The load without real equivalent
The consequences are immediately noticeable to many of those affected. Services that have already been built up from income already taxed are again subject to taxation. This creates a double burden that is neither economically conclusive nor legally unproblematic. The claim that property is protected and developed values are faltered when state intervention isbased on fictitious sizes. The boundary between legitimate taxation and overtaxed access is blurred.
imbalance as a political signal
In addition, there is a striking imbalance in the treatment of different care systems. While some of those affected are directly and significantly more burdened, the adjustment in other areas is significantly slower and weakened. This unequal approach does not act like a coincidence, but like a conscious decision as to who should bear the brunt. thatThe result is an impression of arbitrariness that further undermines the confidence in the fairness of the system.
The loss of trust
In the end, there is not only a financial burden, but also a profound loss of trust. Those who plan and provide provision over long periods of time expect reliability and clear rules.
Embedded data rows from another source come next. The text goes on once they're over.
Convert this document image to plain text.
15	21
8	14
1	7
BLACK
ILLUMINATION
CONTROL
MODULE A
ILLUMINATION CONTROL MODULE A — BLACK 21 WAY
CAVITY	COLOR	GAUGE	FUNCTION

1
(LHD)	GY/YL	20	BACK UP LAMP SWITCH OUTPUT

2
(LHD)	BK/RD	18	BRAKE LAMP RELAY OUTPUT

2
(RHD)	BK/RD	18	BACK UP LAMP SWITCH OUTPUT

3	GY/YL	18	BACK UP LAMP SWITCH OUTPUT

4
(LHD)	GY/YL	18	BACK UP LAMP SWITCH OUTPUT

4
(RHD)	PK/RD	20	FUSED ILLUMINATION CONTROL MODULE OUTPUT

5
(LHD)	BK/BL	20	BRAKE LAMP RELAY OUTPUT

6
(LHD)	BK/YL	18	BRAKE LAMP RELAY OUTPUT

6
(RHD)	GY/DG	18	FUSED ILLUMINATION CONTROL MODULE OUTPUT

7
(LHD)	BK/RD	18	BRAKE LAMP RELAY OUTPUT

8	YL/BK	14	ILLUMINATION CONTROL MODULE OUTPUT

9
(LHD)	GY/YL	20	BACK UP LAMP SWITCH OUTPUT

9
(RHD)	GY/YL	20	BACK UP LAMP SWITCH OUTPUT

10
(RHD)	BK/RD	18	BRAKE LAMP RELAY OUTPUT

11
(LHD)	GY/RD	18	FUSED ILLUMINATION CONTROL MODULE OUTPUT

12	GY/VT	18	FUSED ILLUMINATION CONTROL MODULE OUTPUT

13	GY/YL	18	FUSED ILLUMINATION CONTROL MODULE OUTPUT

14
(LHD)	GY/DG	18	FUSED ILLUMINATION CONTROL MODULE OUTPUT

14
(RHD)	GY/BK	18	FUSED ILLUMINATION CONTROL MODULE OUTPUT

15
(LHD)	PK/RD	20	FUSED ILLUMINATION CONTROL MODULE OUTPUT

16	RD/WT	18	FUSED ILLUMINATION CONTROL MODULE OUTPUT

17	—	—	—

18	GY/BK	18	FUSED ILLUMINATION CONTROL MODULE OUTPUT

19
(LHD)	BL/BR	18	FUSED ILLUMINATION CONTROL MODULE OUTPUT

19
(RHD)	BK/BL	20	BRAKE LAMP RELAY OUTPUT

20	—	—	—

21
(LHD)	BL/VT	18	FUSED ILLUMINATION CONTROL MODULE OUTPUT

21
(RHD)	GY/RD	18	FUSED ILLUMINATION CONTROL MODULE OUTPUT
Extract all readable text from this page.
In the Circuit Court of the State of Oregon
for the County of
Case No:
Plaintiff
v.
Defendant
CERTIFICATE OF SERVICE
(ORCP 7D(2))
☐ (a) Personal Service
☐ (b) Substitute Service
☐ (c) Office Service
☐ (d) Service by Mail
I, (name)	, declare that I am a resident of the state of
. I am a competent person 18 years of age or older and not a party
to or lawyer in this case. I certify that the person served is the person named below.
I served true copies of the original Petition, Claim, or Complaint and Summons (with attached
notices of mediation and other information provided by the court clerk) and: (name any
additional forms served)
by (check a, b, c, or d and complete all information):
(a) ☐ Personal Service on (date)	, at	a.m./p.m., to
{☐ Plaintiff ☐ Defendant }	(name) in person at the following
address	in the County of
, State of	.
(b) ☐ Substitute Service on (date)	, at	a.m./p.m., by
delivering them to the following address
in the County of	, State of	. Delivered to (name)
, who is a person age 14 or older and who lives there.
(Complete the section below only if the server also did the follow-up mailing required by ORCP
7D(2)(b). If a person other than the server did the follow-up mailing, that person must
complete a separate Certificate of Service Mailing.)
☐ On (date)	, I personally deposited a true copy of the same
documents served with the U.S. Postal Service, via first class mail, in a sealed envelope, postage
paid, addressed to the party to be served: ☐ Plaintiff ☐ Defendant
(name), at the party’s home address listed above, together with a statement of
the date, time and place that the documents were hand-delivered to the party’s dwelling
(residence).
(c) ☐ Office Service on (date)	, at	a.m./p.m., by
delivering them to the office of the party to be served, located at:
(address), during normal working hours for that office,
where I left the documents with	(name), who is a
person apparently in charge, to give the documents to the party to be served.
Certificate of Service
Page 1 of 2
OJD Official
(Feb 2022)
However, if it turns out that these rules are based on constructions that distort real conditions, the feeling arises that caution and discipline are not rewarded, but exploited. thePension loses its character as a secure claim and becomes an object that can be exposed to new access at any time.
A system without an honest basis
The actual criticism is not directed against taxation itself, but against the basis on which it is carried out. As long as mathematical profits are treated like real income, the system remains contradictory in itself. A sustainable solution would require actual purchasing power to be taken as a benchmark and not mere numerical values. Without this step, the nominal principle remainsAn instrument that pretends precision but creates distortion and trusts without providing a solid basis.